The Streaming-First Shift: What Uber's IngestionNext Means for Data Engineers
Uber's new data platform cuts latency from hours to minutes while reducing compute by 25%. Here's why the industry's bet on streaming-first architecture matters for your career.
I've watched batch processing dominate data engineering for fifteen years. Schedule a Spark job, wait hours for results, repeat. It worked at scale—we proved that at Stripe and everywhere else—but it always felt like we were designing around a fundamental constraint rather than solving the actual problem.
Uber just made a bet that constraint is obsolete. Their new IngestionNext platform, announced last week, replaces scheduled batch ingestion with continuous streaming across their entire data lake. The results: data freshness improved from hours to minutes, and compute usage dropped roughly 25%. More importantly, it signals where the industry is headed—and what skills will matter in the next phase of data infrastructure.
The Architecture Shift
The old Uber ingestion stack ran on Apache Spark with scheduled batch jobs processing data at fixed intervals. Functional, proven, resource-intensive. The new system flips the model: events flow continuously through Apache Kafka, get processed by Flink jobs, and land in Apache Hudi tables with full transactional guarantees.
According to the Uber engineering team, this isn't just about swapping one framework for another. It's treating data freshness as "a first-class dimension of data quality." When your analysts are waiting hours for yesterday's data, you're not building for 2025.
The technical stack:
What makes this compelling isn't the technology choices—these are all mature open source projects. It's the systemic commitment to streaming as the default, not the exception.
The Engineering Challenges They Actually Solved
Moving from batch to streaming at petabyte scale introduces problems you won't find in the documentation. Uber's team documented three that matter:
Small File Hell
Continuous streaming writes create thousands of tiny Parquet files, which murder query performance and explode metadata overhead. The naive solution—merge files record by record—requires decompressing, decoding from columnar to row format, merging, re-encoding, and recompressing. Computationally brutal.
Uber's solution: row-group-level merging that operates directly on Parquet's columnar structure, delivering 10x faster compaction. They simplified further by enforcing schema consistency, avoiding the complexity of padding and masking approaches attempted in Apache Hudi PR #13365.
Partition Skew
When downstream systems hiccup—garbage collection pauses, network blips—Kafka consumption across Flink subtasks becomes unbalanced. Skewed partitions compress poorly and query slowly. They addressed this through operational tuning (aligning parallelism with partitions), connector-level fairness (round-robin polling, per-partition quotas), and better observability (per-partition lag metrics, skew-aware autoscaling).
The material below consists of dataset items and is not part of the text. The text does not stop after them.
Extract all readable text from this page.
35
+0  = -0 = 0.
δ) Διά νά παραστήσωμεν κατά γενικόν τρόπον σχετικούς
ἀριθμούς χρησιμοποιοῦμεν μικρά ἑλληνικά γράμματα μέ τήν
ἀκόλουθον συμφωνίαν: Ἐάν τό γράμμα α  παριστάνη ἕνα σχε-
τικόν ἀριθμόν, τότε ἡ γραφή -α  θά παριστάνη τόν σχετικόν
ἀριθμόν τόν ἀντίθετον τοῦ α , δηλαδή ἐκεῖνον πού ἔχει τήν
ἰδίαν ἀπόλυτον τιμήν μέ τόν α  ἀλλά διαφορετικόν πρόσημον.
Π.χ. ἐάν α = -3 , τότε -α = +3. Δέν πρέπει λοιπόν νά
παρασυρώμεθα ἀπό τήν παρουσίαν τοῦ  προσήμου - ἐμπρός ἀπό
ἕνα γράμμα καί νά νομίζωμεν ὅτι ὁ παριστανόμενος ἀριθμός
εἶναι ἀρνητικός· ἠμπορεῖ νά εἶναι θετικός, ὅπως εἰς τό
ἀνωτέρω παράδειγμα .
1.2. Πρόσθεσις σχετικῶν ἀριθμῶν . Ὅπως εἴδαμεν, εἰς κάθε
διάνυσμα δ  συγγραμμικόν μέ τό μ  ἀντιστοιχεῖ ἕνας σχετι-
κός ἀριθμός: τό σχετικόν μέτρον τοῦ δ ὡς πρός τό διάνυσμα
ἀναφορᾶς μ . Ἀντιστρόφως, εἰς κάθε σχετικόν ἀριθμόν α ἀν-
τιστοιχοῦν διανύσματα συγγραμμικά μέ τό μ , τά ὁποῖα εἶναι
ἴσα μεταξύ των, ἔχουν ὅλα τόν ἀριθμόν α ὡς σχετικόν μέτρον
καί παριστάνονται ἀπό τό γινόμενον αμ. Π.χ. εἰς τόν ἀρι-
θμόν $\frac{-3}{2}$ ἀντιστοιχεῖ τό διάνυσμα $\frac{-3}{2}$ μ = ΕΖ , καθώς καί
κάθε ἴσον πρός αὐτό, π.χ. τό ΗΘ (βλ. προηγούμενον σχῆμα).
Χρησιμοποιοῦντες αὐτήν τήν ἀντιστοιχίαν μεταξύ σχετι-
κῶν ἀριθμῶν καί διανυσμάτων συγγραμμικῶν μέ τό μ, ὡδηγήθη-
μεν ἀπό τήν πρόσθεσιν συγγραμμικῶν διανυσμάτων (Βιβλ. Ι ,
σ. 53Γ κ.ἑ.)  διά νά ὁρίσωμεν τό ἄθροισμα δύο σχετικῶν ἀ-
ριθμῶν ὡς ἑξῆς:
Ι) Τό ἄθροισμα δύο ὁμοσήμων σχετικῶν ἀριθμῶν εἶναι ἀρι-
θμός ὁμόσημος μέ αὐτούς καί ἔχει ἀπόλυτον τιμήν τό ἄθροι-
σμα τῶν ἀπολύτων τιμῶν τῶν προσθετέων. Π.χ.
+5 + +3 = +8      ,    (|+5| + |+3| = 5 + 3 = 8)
Checkpoint Synchronization
Flink checkpoints track consumed Kafka offsets. Hudi commits track writes to storage. If these become misaligned during failures, you get data skipped or duplicated. Their fix: embed Flink checkpoint IDs directly in Hudi commit metadata, enabling deterministic recovery during rollbacks.
These aren't exotic problems. They're what happens when you actually run streaming systems in production at scale.
Why This Matters Beyond Uber
Every major data platform vendor is moving this direction. Confluent's 2025 Data Streaming Report shows real-time data infrastructure becoming table stakes, not competitive advantage. Apache Flink adoption continues accelerating—it's become the de facto standard for stateful stream processing at scale.
The economics are compelling. Suqiang Song, co-author of the Uber blog post, noted the shift "enabled a fully end-to-end real-time data stack, from ingestion to transformation to analytics." When streaming is more efficient than batch and delivers better latency, the decision becomes obvious.
But here's what Uber's engineers admit: they've only solved ingestion. As they note in the blog post, "freshness still stalls downstream in transformation of the rawdata and analytics." The next frontier is extending streaming all the way through transformation and analytics pipelines. The industry is nowhere near done with this transition.
What Data Engineers Should Learn
If you're building data systems or considering where to invest learning time, the signals are clear:
Kafka and Flink are becoming foundational. Not nice-to-have, not experimental—foundational. The same way you needed to understand relational databases in 2010, you need to understand stream processing in 2025.
Batch isn't dead, but streaming-first is the new default. You'll still need batch for large-scale transformations and scheduled workloads, but the assumption that data arrives in batches is fading. Design for streams, batch when necessary.
Table formats like Hudi and Iceberg matter. The data lake isn't just blob storage anymore. Transactional guarantees, time travel, and schema evolution are expected features. Understanding how these formats work and when to use them differentiates mid-level from senior engineers.
Operational complexity is the real challenge. As Kai Waehner, Global Field CTO, noted on LinkedIn, "This move is all about treating data freshness as a key dimension of data quality." But maintaining thousands of streaming jobs, handling regional failover, managing checkpoints—that's where production systems live or die.
The Bigger Pattern
I've seen enough architectural shifts to recognize the pattern. First, a few large companies with extreme scale requirements build something custom. Then the open source ecosystem matures around proven patterns. Finally, it becomes the default assumption for new systems.
We're in the middle phase with streaming-first architecture. Uber, Netflix, LinkedIn, and other hyperscalers have proven it works. The tooling (Kafka, Flink, Hudi) is mature and production-ready. The missing piece is broader industry adoption and the training of a generation of engineers who think in streams, not batches.
Uber's IngestionNext isn't revolutionary—it's using well-established open source tools in a thoughtful way. What's significant is the commitment: thousands of datasets, petabyte scale, streaming as the primary architecture. When companies of this scale make platform bets, they're not experimenting. They're showing you the future.
If you're early in your data engineering career, the message is clear: learn to think in streams. If you're mid-career and still building primarily batch systems, start planning your transition. The industry is moving, and companies hiring for data roles increasingly expect streaming expertise as baseline knowledge.
The batch-first era served us well. But when streaming delivers better latency and lower costs, the question isn't whether to adopt it—it's how quickly you can make the shift.